In Sir Walter Ralegh's, "What is our life?" the speaker begins with a question to work towards the goal of determining what our life truly is (Perrine and Arp). Ralegh utilizes an extended metaphor to compare the entire poem to a play, "What is our life? A play of passion"(1), and sums up our life into two stages, the beginning and the end.

The speaker demonstrates the beginning and the end of life through an extended metaphor. Use of warm diction such as "passion", "music", comedy" and "mirth" portray the beginning of ones life as meaningful and content. The speaker chooses a warm tone to prove that goodness and glee are at the beginning of one's life, and not at the end. The speaker compares the joyous changes that take place from infancy until adulthood as "our mirth the music of division"(2). This comparison describes growing up and the changes one goes through, as scene changes in a play, in effort to prove that our life merely represents the joyful beginning and distressing end to a play. A tone shift occurs halfway through the poem when the speaker commences to discuss the end of a person's life.
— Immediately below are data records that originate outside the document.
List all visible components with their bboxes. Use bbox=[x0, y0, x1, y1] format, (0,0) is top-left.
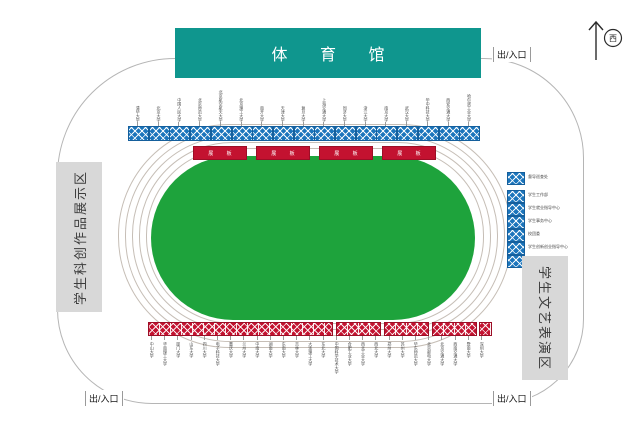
bottom-booth-label: 郑州大学 bbox=[387, 342, 392, 358]
right-office-box bbox=[507, 242, 525, 255]
booth-tick bbox=[220, 122, 221, 126]
top-booth-box bbox=[190, 126, 211, 141]
top-booth-label: 清华大学 bbox=[135, 106, 140, 122]
entrance-top-right: 出/入口 bbox=[492, 46, 532, 62]
gymnasium-label: 体 育 馆 bbox=[258, 41, 399, 65]
right-office-label: 学生就业指导中心 bbox=[528, 206, 560, 210]
booth-tick bbox=[402, 336, 403, 340]
booth-tick bbox=[375, 336, 376, 340]
booth-tick bbox=[336, 336, 337, 340]
bottom-booth-label: 中国科学技术大学 bbox=[334, 342, 339, 374]
bottom-booth-bar bbox=[336, 322, 381, 336]
booth-tick bbox=[230, 336, 231, 340]
right-office-label: 校团委 bbox=[528, 232, 540, 236]
booth-tick bbox=[468, 122, 469, 126]
top-booth-label: 华中科技大学 bbox=[425, 98, 430, 122]
gate-tick bbox=[493, 391, 494, 406]
bottom-booth-label: 西北大学 bbox=[374, 342, 379, 358]
booth-tick bbox=[191, 336, 192, 340]
top-booth-box bbox=[273, 126, 294, 141]
gate-tick bbox=[122, 391, 123, 406]
entrance-label: 出/入口 bbox=[497, 48, 527, 61]
top-booth-label: 天津大学 bbox=[280, 106, 285, 122]
north-arrow-icon bbox=[584, 16, 628, 64]
top-booth-label: 南京大学 bbox=[384, 106, 389, 122]
bottom-booth-label: 北京交通大学 bbox=[440, 342, 445, 366]
top-booth-box bbox=[232, 126, 253, 141]
booth-tick bbox=[283, 336, 284, 340]
top-booth-box bbox=[211, 126, 232, 141]
bottom-booth-label: 西南交通大学 bbox=[453, 342, 458, 366]
top-booth-label: 哈尔滨工业大学 bbox=[466, 94, 471, 122]
booth-tick bbox=[303, 122, 304, 126]
bottom-booth-bar bbox=[432, 322, 477, 336]
bottom-booth-label: 东北大学 bbox=[321, 342, 326, 358]
bottom-booth-label: 苏州大学 bbox=[400, 342, 405, 358]
football-field bbox=[151, 156, 475, 320]
booth-tick bbox=[389, 336, 390, 340]
booth-tick bbox=[204, 336, 205, 340]
top-booth-box bbox=[314, 126, 335, 141]
top-booth-label: 北京大学 bbox=[156, 106, 161, 122]
top-booth-box bbox=[169, 126, 190, 141]
top-booth-label: 北京理工大学 bbox=[239, 98, 244, 122]
booth-tick bbox=[270, 336, 271, 340]
gate-tick bbox=[493, 47, 494, 62]
booth-tick bbox=[257, 336, 258, 340]
right-office-label: 督导巡查处 bbox=[528, 175, 548, 179]
booth-tick bbox=[178, 122, 179, 126]
stadium-event-map: 体 育 馆 西 清华大学北京大学中国人民大学北京师范大学北京航空航天大学北京理工… bbox=[0, 0, 640, 448]
booth-tick bbox=[243, 336, 244, 340]
display-board-bar: 展 板 bbox=[193, 146, 247, 160]
booth-tick bbox=[362, 336, 363, 340]
bottom-booth-label: 东南大学 bbox=[281, 342, 286, 358]
right-office-box bbox=[507, 229, 525, 242]
bottom-booth-label: 电子科技大学 bbox=[215, 342, 220, 366]
booth-tick bbox=[217, 336, 218, 340]
bottom-booth-label: 中山大学 bbox=[149, 342, 154, 358]
top-booth-label: 北京师范大学 bbox=[197, 98, 202, 122]
top-booth-label: 南开大学 bbox=[259, 106, 264, 122]
booth-tick bbox=[385, 122, 386, 126]
display-board-bar: 展 板 bbox=[319, 146, 373, 160]
top-booth-box bbox=[252, 126, 273, 141]
entrance-bottom-left: 出/入口 bbox=[84, 390, 124, 406]
booth-tick bbox=[261, 122, 262, 126]
top-booth-label: 西安交通大学 bbox=[446, 98, 451, 122]
booth-tick bbox=[406, 122, 407, 126]
gate-tick bbox=[530, 391, 531, 406]
bottom-booth-label: 中南大学 bbox=[255, 342, 260, 358]
top-booth-box bbox=[294, 126, 315, 141]
top-booth-box bbox=[376, 126, 397, 141]
gymnasium-building: 体 育 馆 bbox=[175, 28, 481, 78]
booth-tick bbox=[296, 336, 297, 340]
top-booth-box bbox=[439, 126, 460, 141]
bottom-booth-label: 吉林大学 bbox=[294, 342, 299, 358]
bottom-booth-label: 北京邮电大学 bbox=[426, 342, 431, 366]
top-booth-label: 复旦大学 bbox=[301, 106, 306, 122]
right-office-box bbox=[507, 172, 525, 185]
bottom-booth-label: 大连理工大学 bbox=[308, 342, 313, 366]
booth-tick bbox=[323, 122, 324, 126]
top-booth-box bbox=[128, 126, 149, 141]
booth-tick bbox=[455, 336, 456, 340]
entrance-bottom-right: 出/入口 bbox=[492, 390, 532, 406]
booth-tick bbox=[344, 122, 345, 126]
zone-arts-performance: 学生文艺表演区 bbox=[522, 256, 568, 380]
booth-tick bbox=[164, 336, 165, 340]
top-booth-label: 同济大学 bbox=[342, 106, 347, 122]
top-booth-box bbox=[418, 126, 439, 141]
bottom-booth-label: 暨南大学 bbox=[466, 342, 471, 358]
right-office-box bbox=[507, 190, 525, 203]
bottom-booth-label: 华南理工大学 bbox=[162, 342, 167, 366]
entrance-label: 出/入口 bbox=[89, 392, 119, 405]
top-booth-box bbox=[356, 126, 377, 141]
booth-tick bbox=[137, 122, 138, 126]
booth-tick bbox=[448, 122, 449, 126]
top-booth-box bbox=[149, 126, 170, 141]
booth-tick bbox=[365, 122, 366, 126]
bottom-booth-label: 西北工业大学 bbox=[360, 342, 365, 366]
booth-tick bbox=[428, 336, 429, 340]
top-booth-label: 北京航空航天大学 bbox=[218, 90, 223, 122]
booth-tick bbox=[241, 122, 242, 126]
bottom-booth-bar bbox=[148, 322, 333, 336]
bottom-booth-label: 重庆大学 bbox=[228, 342, 233, 358]
right-office-label: 学生创新创业指导中心 bbox=[528, 245, 568, 249]
bottom-booth-bar bbox=[479, 322, 492, 336]
right-office-label: 学生工作部 bbox=[528, 193, 548, 197]
bottom-booth-label: 华东师范大学 bbox=[413, 342, 418, 366]
right-office-label: 学生事务中心 bbox=[528, 219, 552, 223]
zone-right-label: 学生文艺表演区 bbox=[536, 265, 555, 370]
compass-direction-label: 西 bbox=[608, 33, 619, 44]
compass: 西 bbox=[584, 16, 628, 64]
zone-science-works-display: 学生科创作品展示区 bbox=[56, 162, 102, 312]
booth-tick bbox=[427, 122, 428, 126]
top-booth-box bbox=[335, 126, 356, 141]
booth-tick bbox=[199, 122, 200, 126]
bottom-booth-label: 山东大学 bbox=[189, 342, 194, 358]
booth-tick bbox=[158, 122, 159, 126]
bottom-booth-label: 合肥工业大学 bbox=[347, 342, 352, 366]
display-board-bar: 展 板 bbox=[256, 146, 310, 160]
gate-tick bbox=[85, 391, 86, 406]
bottom-booth-label: 兰州大学 bbox=[242, 342, 247, 358]
booth-tick bbox=[309, 336, 310, 340]
booth-tick bbox=[151, 336, 152, 340]
booth-tick bbox=[481, 336, 482, 340]
bottom-booth-label: 厦门大学 bbox=[176, 342, 181, 358]
bottom-booth-label: 湖南大学 bbox=[268, 342, 273, 358]
entrance-label: 出/入口 bbox=[497, 392, 527, 405]
top-booth-box bbox=[459, 126, 480, 141]
top-booth-label: 中国人民大学 bbox=[177, 98, 182, 122]
booth-tick bbox=[282, 122, 283, 126]
bottom-booth-label: 四川大学 bbox=[202, 342, 207, 358]
booth-tick bbox=[468, 336, 469, 340]
display-board-bar: 展 板 bbox=[382, 146, 436, 160]
top-booth-label: 上海交通大学 bbox=[322, 98, 327, 122]
booth-tick bbox=[441, 336, 442, 340]
right-office-box bbox=[507, 203, 525, 216]
top-booth-box bbox=[397, 126, 418, 141]
booth-tick bbox=[349, 336, 350, 340]
gate-tick bbox=[530, 47, 531, 62]
bottom-booth-label: 深圳大学 bbox=[479, 342, 484, 358]
booth-tick bbox=[177, 336, 178, 340]
top-booth-label: 浙江大学 bbox=[363, 106, 368, 122]
top-booth-label: 武汉大学 bbox=[404, 106, 409, 122]
right-office-box bbox=[507, 216, 525, 229]
zone-left-label: 学生科创作品展示区 bbox=[70, 169, 89, 304]
bottom-booth-bar bbox=[384, 322, 429, 336]
booth-tick bbox=[415, 336, 416, 340]
booth-tick bbox=[323, 336, 324, 340]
The tone changes from delightful to more dark diction such as "sharp", "amiss", "graves", and "done", while the speaker enunciates the comparison between the end of life to the end of a play. The speaker does this to verify the end of life to be morose and close to the "drawn curtains when the play is done"(8). Thus, Ralegh's goal to summarize a person's life as a play has been fulfilled through this extended metaphor.